Wednesday, August 1, 2012

Deduplication for Cloud Storage, Penny Wise and Pound Foolish?

We’re often asked about the deduplication capabilities of our storage connector (storage gateway) and people are initially shocked by our simple response: None at all! Aren’t reducing storage footprint and transfer bandwidth good things? Of course; but as with all good things, they come at a price.

There is no standard process for deduplication.  In fact, vendors spend quite a bit of time and money developing and protecting deduplication techniques.  To reduce the data footprint, deduplication algorithms analyze your content looking for bits of redundancy it can remove.  If you look at the resulting output in cloud storage, what you get is completely unusable blobs of data unless you use the same technology to rebuild your content.

From a usability perspective, deduplication is identical to encrypting your data, but with a key only the vendor knows. If you want access to your data, you must use that vendor’s technology to get to it. Under certain isolated scenarios, this may be acceptable. However, if cloud storage (public or private) is part of a long-term strategy to solve your data storage problems, this technology lock-in is a significant risk.

The promise of cloud is exciting because the technologies provide scalability and flexibility previously unattainable in IT organizations. Cloud storage not only provides a solution to the massive growth of data we are all experiencing, but provides the foundation for an entire class of applications that are being developed to manage, search, and process it. These applications use cloud storage APIs directly for efficient and scalable data access. Deduplicating the data first can lock you into one technology and out of many others. Switching technologies would require you to move all of your data back through one system, and into another.
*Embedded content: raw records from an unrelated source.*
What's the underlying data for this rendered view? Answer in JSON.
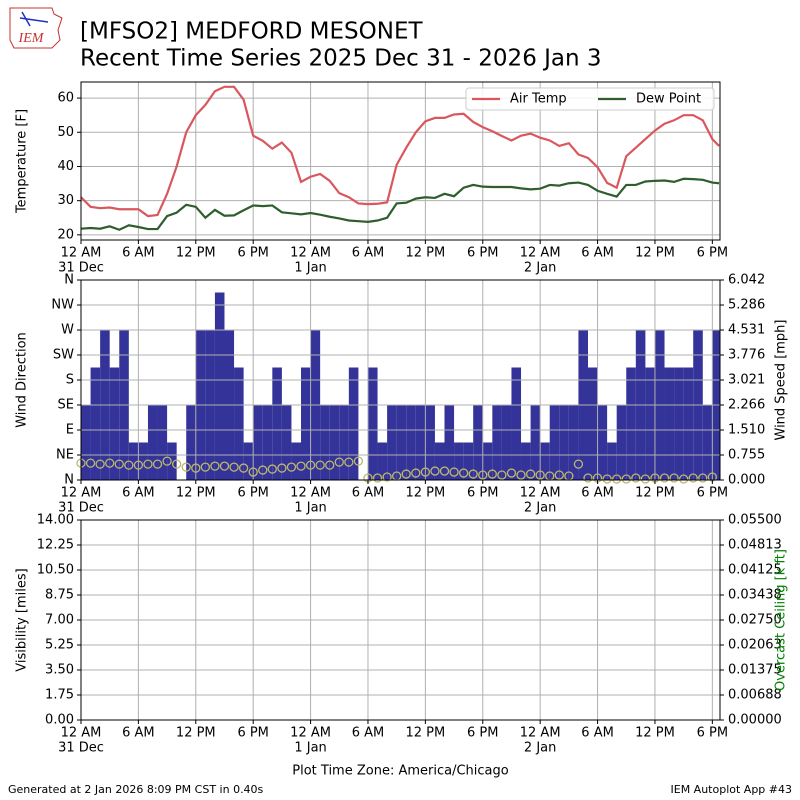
{
  "header": {
    "logo_text": "IEM",
    "title": "[MFSO2] MEDFORD MESONET",
    "subtitle": "Recent Time Series 2025 Dec 31 - 2026 Jan 3"
  },
  "footer": {
    "left": "Generated at 2 Jan 2026 8:09 PM CST in 0.40s",
    "right": "IEM Autoplot App #43"
  },
  "chart_data": [
    {
      "type": "line",
      "ylabel": "Temperature [F]",
      "x": [
        0,
        1,
        2,
        3,
        4,
        5,
        6,
        7,
        8,
        9,
        10,
        11,
        12,
        13,
        14,
        15,
        16,
        17,
        18,
        19,
        20,
        21,
        22,
        23,
        24,
        25,
        26,
        27,
        28,
        29,
        30,
        31,
        32,
        33,
        34,
        35,
        36,
        37,
        38,
        39,
        40,
        41,
        42,
        43,
        44,
        45,
        46,
        47,
        48,
        49,
        50,
        51,
        52,
        53,
        54,
        55,
        56,
        57,
        58,
        59,
        60,
        61,
        62,
        63,
        64,
        65,
        66,
        66.7
      ],
      "series": [
        {
          "name": "Air Temp",
          "color": "#d9575d",
          "values": [
            31,
            28.2,
            27.8,
            28,
            27.5,
            27.5,
            27.5,
            25.5,
            25.8,
            32,
            40,
            50,
            55,
            58,
            62,
            63.3,
            63.3,
            59.5,
            49,
            47.5,
            45.2,
            47,
            44,
            35.5,
            37,
            37.8,
            35.8,
            32.2,
            31,
            29.2,
            29,
            29.1,
            29.5,
            40.5,
            45.5,
            50,
            53.2,
            54.2,
            54.2,
            55.2,
            55.4,
            53,
            51.5,
            50.3,
            48.9,
            47.6,
            49,
            49.6,
            48.4,
            47.6,
            46,
            46.8,
            43.5,
            42.5,
            39.8,
            35.2,
            33.8,
            43,
            45.5,
            48,
            50.5,
            52.5,
            53.5,
            55,
            55,
            53.5,
            48,
            46
          ]
        },
        {
          "name": "Dew Point",
          "color": "#2e5e2e",
          "values": [
            21.8,
            22,
            21.8,
            22.5,
            21.5,
            22.8,
            22.3,
            21.7,
            21.7,
            25.5,
            26.5,
            28.8,
            28.2,
            25,
            27.3,
            25.6,
            25.7,
            27.2,
            28.6,
            28.4,
            28.6,
            26.6,
            26.3,
            26,
            26.4,
            25.9,
            25.3,
            24.8,
            24.2,
            24,
            23.8,
            24.2,
            25,
            29.2,
            29.4,
            30.6,
            31,
            30.8,
            32,
            31.3,
            33.8,
            34.6,
            34.1,
            34,
            34,
            34,
            33.6,
            33.3,
            33.5,
            34.6,
            34.4,
            35.1,
            35.3,
            34.6,
            32.9,
            32,
            31.2,
            34.6,
            34.6,
            35.6,
            35.8,
            35.9,
            35.5,
            36.4,
            36.3,
            36.1,
            35.3,
            35.1
          ]
        }
      ],
      "xlim": [
        0,
        66.8
      ],
      "xticks": [
        {
          "value": 0,
          "label": "12 AM"
        },
        {
          "value": 6,
          "label": "6 AM"
        },
        {
          "value": 12,
          "label": "12 PM"
        },
        {
          "value": 18,
          "label": "6 PM"
        },
        {
          "value": 24,
          "label": "12 AM"
        },
        {
          "value": 30,
          "label": "6 AM"
        },
        {
          "value": 36,
          "label": "12 PM"
        },
        {
          "value": 42,
          "label": "6 PM"
        },
        {
          "value": 48,
          "label": "12 AM"
        },
        {
          "value": 54,
          "label": "6 AM"
        },
        {
          "value": 60,
          "label": "12 PM"
        },
        {
          "value": 66,
          "label": "6 PM"
        }
      ],
      "date_labels": [
        {
          "value": 0,
          "label": "31 Dec"
        },
        {
          "value": 24,
          "label": "1 Jan"
        },
        {
          "value": 48,
          "label": "2 Jan"
        }
      ],
      "ylim": [
        18.5,
        64.7
      ],
      "yticks": [
        20,
        30,
        40,
        50,
        60
      ],
      "grid": true,
      "legend": "upper right"
    },
    {
      "type": "bar",
      "ylabel": "Wind Direction",
      "y2label": "Wind Speed [mph]",
      "x": [
        0,
        1,
        2,
        3,
        4,
        5,
        6,
        7,
        8,
        9,
        10,
        11,
        12,
        13,
        14,
        15,
        16,
        17,
        18,
        19,
        20,
        21,
        22,
        23,
        24,
        25,
        26,
        27,
        28,
        29,
        30,
        31,
        32,
        33,
        34,
        35,
        36,
        37,
        38,
        39,
        40,
        41,
        42,
        43,
        44,
        45,
        46,
        47,
        48,
        49,
        50,
        51,
        52,
        53,
        54,
        55,
        56,
        57,
        58,
        59,
        60,
        61,
        62,
        63,
        64,
        65,
        66
      ],
      "series": [
        {
          "color": "#333399",
          "values": [
            135,
            202.5,
            270,
            202.5,
            270,
            67.5,
            67.5,
            135,
            135,
            67.5,
            0,
            135,
            270,
            270,
            337.5,
            270,
            202.5,
            67.5,
            135,
            135,
            202.5,
            135,
            67.5,
            202.5,
            270,
            135,
            135,
            135,
            202.5,
            0,
            202.5,
            67.5,
            135,
            135,
            135,
            135,
            135,
            67.5,
            135,
            67.5,
            67.5,
            135,
            67.5,
            135,
            135,
            202.5,
            67.5,
            135,
            67.5,
            135,
            135,
            135,
            270,
            202.5,
            135,
            67.5,
            135,
            202.5,
            270,
            202.5,
            270,
            202.5,
            202.5,
            202.5,
            270,
            135,
            270
          ]
        },
        {
          "type": "scatter",
          "axis": "y2",
          "color": "#bdb76b",
          "values": [
            0.51,
            0.51,
            0.48,
            0.51,
            0.48,
            0.45,
            0.45,
            0.48,
            0.48,
            0.57,
            0.48,
            0.39,
            0.36,
            0.39,
            0.42,
            0.42,
            0.39,
            0.36,
            0.24,
            0.3,
            0.33,
            0.36,
            0.39,
            0.42,
            0.45,
            0.45,
            0.45,
            0.54,
            0.54,
            0.57,
            0.06,
            0.06,
            0.09,
            0.12,
            0.18,
            0.21,
            0.24,
            0.27,
            0.27,
            0.24,
            0.21,
            0.18,
            0.15,
            0.18,
            0.15,
            0.21,
            0.15,
            0.18,
            0.15,
            0.12,
            0.15,
            0.12,
            0.48,
            0.06,
            0.06,
            0.03,
            0.03,
            0.03,
            0.06,
            0.03,
            0.06,
            0.06,
            0.06,
            0.03,
            0.06,
            0.06,
            0.09
          ]
        }
      ],
      "xlim": [
        0,
        66.8
      ],
      "xticks": [
        {
          "value": 0,
          "label": "12 AM"
        },
        {
          "value": 6,
          "label": "6 AM"
        },
        {
          "value": 12,
          "label": "12 PM"
        },
        {
          "value": 18,
          "label": "6 PM"
        },
        {
          "value": 24,
          "label": "12 AM"
        },
        {
          "value": 30,
          "label": "6 AM"
        },
        {
          "value": 36,
          "label": "12 PM"
        },
        {
          "value": 42,
          "label": "6 PM"
        },
        {
          "value": 48,
          "label": "12 AM"
        },
        {
          "value": 54,
          "label": "6 AM"
        },
        {
          "value": 60,
          "label": "12 PM"
        },
        {
          "value": 66,
          "label": "6 PM"
        }
      ],
      "date_labels": [
        {
          "value": 0,
          "label": "31 Dec"
        },
        {
          "value": 24,
          "label": "1 Jan"
        },
        {
          "value": 48,
          "label": "2 Jan"
        }
      ],
      "ylim": [
        0,
        360
      ],
      "yticks": [
        {
          "value": 0,
          "label": "N"
        },
        {
          "value": 45,
          "label": "NE"
        },
        {
          "value": 90,
          "label": "E"
        },
        {
          "value": 135,
          "label": "SE"
        },
        {
          "value": 180,
          "label": "S"
        },
        {
          "value": 225,
          "label": "SW"
        },
        {
          "value": 270,
          "label": "W"
        },
        {
          "value": 315,
          "label": "NW"
        },
        {
          "value": 360,
          "label": "N"
        }
      ],
      "y2lim": [
        0,
        6.042
      ],
      "y2ticks": [
        {
          "value": 0,
          "label": "0.000"
        },
        {
          "value": 0.755,
          "label": "0.755"
        },
        {
          "value": 1.51,
          "label": "1.510"
        },
        {
          "value": 2.266,
          "label": "2.266"
        },
        {
          "value": 3.021,
          "label": "3.021"
        },
        {
          "value": 3.776,
          "label": "3.776"
        },
        {
          "value": 4.531,
          "label": "4.531"
        },
        {
          "value": 5.286,
          "label": "5.286"
        },
        {
          "value": 6.042,
          "label": "6.042"
        }
      ],
      "grid": true
    },
    {
      "type": "line",
      "ylabel": "Visibility [miles]",
      "y2label": "Overcast Ceiling [k ft]",
      "y2label_color": "#008000",
      "xlabel": "Plot Time Zone: America/Chicago",
      "series": [],
      "xlim": [
        0,
        66.8
      ],
      "xticks": [
        {
          "value": 0,
          "label": "12 AM"
        },
        {
          "value": 6,
          "label": "6 AM"
        },
        {
          "value": 12,
          "label": "12 PM"
        },
        {
          "value": 18,
          "label": "6 PM"
        },
        {
          "value": 24,
          "label": "12 AM"
        },
        {
          "value": 30,
          "label": "6 AM"
        },
        {
          "value": 36,
          "label": "12 PM"
        },
        {
          "value": 42,
          "label": "6 PM"
        },
        {
          "value": 48,
          "label": "12 AM"
        },
        {
          "value": 54,
          "label": "6 AM"
        },
        {
          "value": 60,
          "label": "12 PM"
        },
        {
          "value": 66,
          "label": "6 PM"
        }
      ],
      "date_labels": [
        {
          "value": 0,
          "label": "31 Dec"
        },
        {
          "value": 24,
          "label": "1 Jan"
        },
        {
          "value": 48,
          "label": "2 Jan"
        }
      ],
      "ylim": [
        0,
        14
      ],
      "yticks": [
        {
          "value": 0,
          "label": "0.00"
        },
        {
          "value": 1.75,
          "label": "1.75"
        },
        {
          "value": 3.5,
          "label": "3.50"
        },
        {
          "value": 5.25,
          "label": "5.25"
        },
        {
          "value": 7,
          "label": "7.00"
        },
        {
          "value": 8.75,
          "label": "8.75"
        },
        {
          "value": 10.5,
          "label": "10.50"
        },
        {
          "value": 12.25,
          "label": "12.25"
        },
        {
          "value": 14,
          "label": "14.00"
        }
      ],
      "y2lim": [
        0,
        0.055
      ],
      "y2ticks": [
        {
          "value": 0,
          "label": "0.00000"
        },
        {
          "value": 0.006875,
          "label": "0.00688"
        },
        {
          "value": 0.01375,
          "label": "0.01375"
        },
        {
          "value": 0.020625,
          "label": "0.02063"
        },
        {
          "value": 0.0275,
          "label": "0.02750"
        },
        {
          "value": 0.034375,
          "label": "0.03438"
        },
        {
          "value": 0.04125,
          "label": "0.04125"
        },
        {
          "value": 0.048125,
          "label": "0.04813"
        },
        {
          "value": 0.055,
          "label": "0.05500"
        }
      ],
      "grid": true
    }
  ]
}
Cloud storage connectors are critical today because most legacy systems can’t access cloud storage APIs directly. They make cloud storage accessible in existing environments and allow organizations to easily integrate these storage platforms into today’s workflow. When used properly, storage connectors can provide the bridge to both cloud storage and the next generation of applications. Choosing the right technology will give you the tools to start using cloud storage today, and the flexibility to continue using it with the applications of tomorrow.

  1. I'd be interested to hear your thoughts on storage file systems & platforms for use within cloud, I have tier 1/2/3 style systems however placing them feature wise is difficult.